Walker, John. "Resources for Learning French." http://www.fourmilab.ch/francais/1french.html (12 Aug. 2007).
Periodicals published on paper that happen to be accessed online may be cited just like normal periodicals, with no acknowledgment of their online status, if it is clear that the text has not been altered for the online version.
References to mailing lists or newsgroup postings should begin with the author's name, include the subject line (or a made-up descriptive subject line), and provide the name and electronic address of the mailing-list server or newsgroup and the date posted. A personal e-mail message can be called "Personal communication" with no mention of its electronic medium.
Marchand, Jim. "L'humour de Berceo." (1 Oct. 1997).

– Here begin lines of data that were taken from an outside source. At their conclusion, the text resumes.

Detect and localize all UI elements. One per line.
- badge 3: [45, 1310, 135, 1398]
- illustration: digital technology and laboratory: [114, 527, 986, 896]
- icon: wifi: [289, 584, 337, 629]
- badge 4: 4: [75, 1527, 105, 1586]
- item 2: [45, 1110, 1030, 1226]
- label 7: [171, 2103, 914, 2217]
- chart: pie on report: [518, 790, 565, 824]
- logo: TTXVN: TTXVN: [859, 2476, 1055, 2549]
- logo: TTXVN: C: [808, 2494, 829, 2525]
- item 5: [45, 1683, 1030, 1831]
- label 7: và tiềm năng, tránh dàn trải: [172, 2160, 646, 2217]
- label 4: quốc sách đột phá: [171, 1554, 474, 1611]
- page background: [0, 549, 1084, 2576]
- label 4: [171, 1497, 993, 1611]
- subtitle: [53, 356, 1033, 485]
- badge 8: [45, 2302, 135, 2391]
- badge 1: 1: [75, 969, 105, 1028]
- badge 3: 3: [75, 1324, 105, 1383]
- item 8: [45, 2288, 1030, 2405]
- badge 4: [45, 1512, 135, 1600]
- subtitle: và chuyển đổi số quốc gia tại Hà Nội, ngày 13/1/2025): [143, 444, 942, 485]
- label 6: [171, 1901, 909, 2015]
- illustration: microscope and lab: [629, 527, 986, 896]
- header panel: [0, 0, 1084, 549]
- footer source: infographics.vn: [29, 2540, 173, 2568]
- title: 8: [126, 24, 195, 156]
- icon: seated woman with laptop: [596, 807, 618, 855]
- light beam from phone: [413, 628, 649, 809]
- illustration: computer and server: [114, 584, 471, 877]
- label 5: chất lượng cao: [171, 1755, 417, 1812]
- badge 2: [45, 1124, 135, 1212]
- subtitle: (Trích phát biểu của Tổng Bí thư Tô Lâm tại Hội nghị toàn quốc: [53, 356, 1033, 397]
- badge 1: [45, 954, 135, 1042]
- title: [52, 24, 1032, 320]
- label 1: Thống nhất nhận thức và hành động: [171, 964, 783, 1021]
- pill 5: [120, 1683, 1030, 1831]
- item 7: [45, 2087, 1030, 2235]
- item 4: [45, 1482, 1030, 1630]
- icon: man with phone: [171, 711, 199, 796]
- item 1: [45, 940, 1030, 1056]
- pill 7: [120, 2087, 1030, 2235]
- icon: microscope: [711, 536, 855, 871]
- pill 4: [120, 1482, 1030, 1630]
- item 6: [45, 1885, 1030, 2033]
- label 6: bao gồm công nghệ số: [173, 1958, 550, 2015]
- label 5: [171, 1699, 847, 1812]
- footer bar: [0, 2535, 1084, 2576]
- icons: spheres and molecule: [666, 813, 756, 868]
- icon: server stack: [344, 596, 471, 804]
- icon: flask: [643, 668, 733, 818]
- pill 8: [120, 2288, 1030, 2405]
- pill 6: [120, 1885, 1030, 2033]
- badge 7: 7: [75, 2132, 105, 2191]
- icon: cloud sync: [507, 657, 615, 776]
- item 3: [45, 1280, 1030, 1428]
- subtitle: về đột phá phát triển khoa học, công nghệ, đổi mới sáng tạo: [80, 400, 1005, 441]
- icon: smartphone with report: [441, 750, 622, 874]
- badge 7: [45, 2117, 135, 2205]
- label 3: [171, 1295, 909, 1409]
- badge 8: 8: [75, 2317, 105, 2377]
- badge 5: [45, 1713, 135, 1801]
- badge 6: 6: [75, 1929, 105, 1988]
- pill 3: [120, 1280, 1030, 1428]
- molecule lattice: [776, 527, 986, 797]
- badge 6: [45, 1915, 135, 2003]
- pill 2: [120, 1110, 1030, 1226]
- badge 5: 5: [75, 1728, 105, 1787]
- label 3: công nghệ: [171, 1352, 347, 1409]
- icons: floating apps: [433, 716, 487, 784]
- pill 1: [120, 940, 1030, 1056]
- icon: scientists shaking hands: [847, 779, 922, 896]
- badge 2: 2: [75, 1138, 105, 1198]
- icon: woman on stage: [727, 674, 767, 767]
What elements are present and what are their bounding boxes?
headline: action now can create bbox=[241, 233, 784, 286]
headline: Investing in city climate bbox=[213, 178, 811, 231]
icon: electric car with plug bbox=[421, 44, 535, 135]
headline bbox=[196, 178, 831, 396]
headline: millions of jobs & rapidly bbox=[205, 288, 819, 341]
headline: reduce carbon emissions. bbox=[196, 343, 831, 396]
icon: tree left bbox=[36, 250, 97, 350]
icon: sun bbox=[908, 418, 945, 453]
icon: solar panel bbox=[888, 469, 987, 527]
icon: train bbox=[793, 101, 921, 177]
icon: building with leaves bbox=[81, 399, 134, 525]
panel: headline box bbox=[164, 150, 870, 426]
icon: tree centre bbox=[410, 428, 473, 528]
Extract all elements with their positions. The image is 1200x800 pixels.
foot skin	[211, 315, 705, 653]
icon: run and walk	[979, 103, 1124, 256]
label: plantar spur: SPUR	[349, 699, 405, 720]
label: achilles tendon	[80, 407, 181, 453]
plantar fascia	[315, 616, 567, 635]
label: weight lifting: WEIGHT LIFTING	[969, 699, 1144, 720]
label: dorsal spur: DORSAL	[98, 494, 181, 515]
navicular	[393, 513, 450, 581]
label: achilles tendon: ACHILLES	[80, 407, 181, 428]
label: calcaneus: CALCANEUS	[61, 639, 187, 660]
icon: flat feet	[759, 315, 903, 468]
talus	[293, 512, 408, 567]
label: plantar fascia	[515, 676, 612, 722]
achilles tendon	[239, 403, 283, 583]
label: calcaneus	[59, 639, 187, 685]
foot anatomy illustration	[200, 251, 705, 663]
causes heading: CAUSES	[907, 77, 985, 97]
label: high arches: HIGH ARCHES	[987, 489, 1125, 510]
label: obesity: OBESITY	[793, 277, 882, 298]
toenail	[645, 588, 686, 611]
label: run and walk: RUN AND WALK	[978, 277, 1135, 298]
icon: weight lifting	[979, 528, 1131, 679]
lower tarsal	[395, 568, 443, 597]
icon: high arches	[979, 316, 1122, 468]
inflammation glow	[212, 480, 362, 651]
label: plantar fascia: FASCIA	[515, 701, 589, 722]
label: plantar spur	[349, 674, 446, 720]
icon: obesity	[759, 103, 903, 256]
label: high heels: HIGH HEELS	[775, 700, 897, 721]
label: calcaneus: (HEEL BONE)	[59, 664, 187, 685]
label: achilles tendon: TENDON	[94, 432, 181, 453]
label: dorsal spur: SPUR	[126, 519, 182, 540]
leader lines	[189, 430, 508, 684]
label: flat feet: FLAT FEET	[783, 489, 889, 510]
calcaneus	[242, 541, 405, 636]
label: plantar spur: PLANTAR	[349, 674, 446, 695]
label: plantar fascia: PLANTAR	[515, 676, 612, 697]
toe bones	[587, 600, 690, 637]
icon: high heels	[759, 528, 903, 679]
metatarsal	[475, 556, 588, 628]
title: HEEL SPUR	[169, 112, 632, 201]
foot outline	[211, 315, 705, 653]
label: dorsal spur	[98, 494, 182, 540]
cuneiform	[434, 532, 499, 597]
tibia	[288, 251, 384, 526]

Medieval Texts Discussion List.
Massey, Neil. "Year 2000 and Sendmail 8.86." (1 Oct. 1997). comp.mail.sendmail
Many mailing-list discussions are archived after messages are posted. Archives are usually maintained on the mailing list's server and may also be available through a Web page. An archived message is cited in its original form unless the message was accessed through a Web server rather than the list server or newsgroup.
McCarty, Willard. "The Fate of Universities." 13 June 1997. Humanist Discussion Group. http://www.iath.virginia.edu/lists_archive/ Humanist/v11/0097.html
Note: Since many online sources are highly subject to change or deletion, any online text likely to be cited—including personal e-mail messages—should always be either downloaded onto a disk or printed out and stored on paper (with a notation of the date accessed) as a permanent record.